ゆるかわの日記

暮らしに役立つかもしれないことを書きます

夫婦を養う

振り込まれた通帳を見ながら思わずため息をつく。そんなにないなあ、今月もこの金額でどうにかしなきゃとヨシキは思った。家に帰る途中、少し足りない分は何か働かなきゃと、社会貢献者募集のサイトをスマホで見てみる。サユリと家族を持つことになってからあまり働いていない。今の世の中、働くのは子育てが終わった世代で、それまでは子育てに専念できるのだ。


それでも生活はかつかつなので、できる範囲で働く。気分転換にもなるし、いつかはちゃんと働くためにも何かちょっとでもやった方が良い。毎月振り込まれる金額があればどうにかなる。自分たちを支えてくれる「親」には感謝しなければならない。どこの誰だか分からなくても。


ケイコは今月も無事振込が行われていることを確認した。1人で生活しているからあまりお金の心配は無いが、それでもばかにならない額だ。これで「あの子たち」も無事に今月も生活できるだろう。本当に「親」になったようなそんな気持ちになる。

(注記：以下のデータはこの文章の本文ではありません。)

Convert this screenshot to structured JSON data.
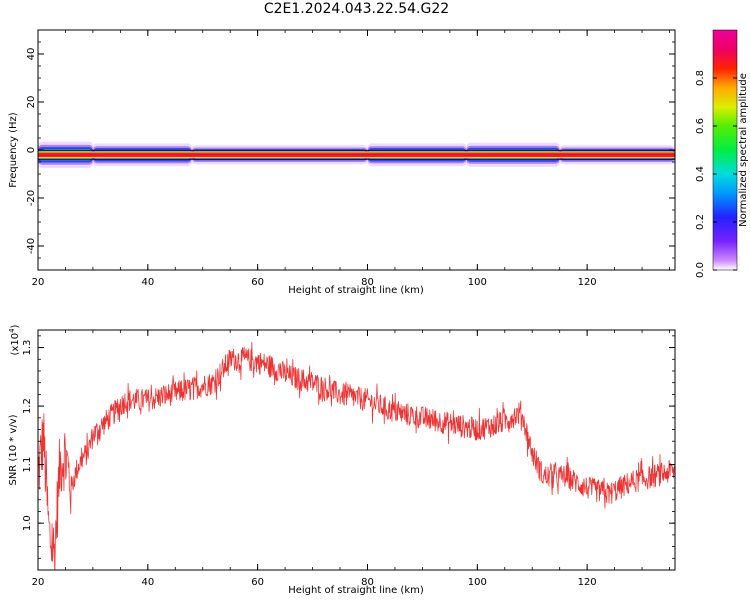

少子高齢化が進んだことで、子育てをしない人々が増えた。結婚をしない人、子どもを持たない人、既に子育てが終わっている人。そうなると、日常で子どもと接することが無くなくなった。同じような人たち、世代は異なる次の世代へ目を向けようにもいないのだからしょうがない。ケイコもそうだった。


何となく結婚したかったし、子どもも欲しかったが、そうしなかった。一人暮らしで両親と暮らすことも、室内犬や猫を飼うこともせず、それこそ何となくだが、夫婦を養うことにした。


自分より若い世代で、子どもがいるようで子育てのストレスに悩ませている。夫婦共々、本を読んだり映画や音楽が好きだが、運動はあまりしないらしい。


カタログをめくるように気に入った夫婦を選び、毎月生活費を工面した。本当は何か生活に必要なものをと、ダンボールに詰めて送りたいのだが、結局相手が何を欲しいのか分からないので多少素っ気なくても振込にしている。


おそらく、見返りが来ることも、「孫」が遊びに来てくれることもない。独りよがりといえばそれまでだ。ただ、街中でふと家族連れを見た時に、もしかしたらこの夫婦なのかなと思うと、少しだけどきどきするのだ。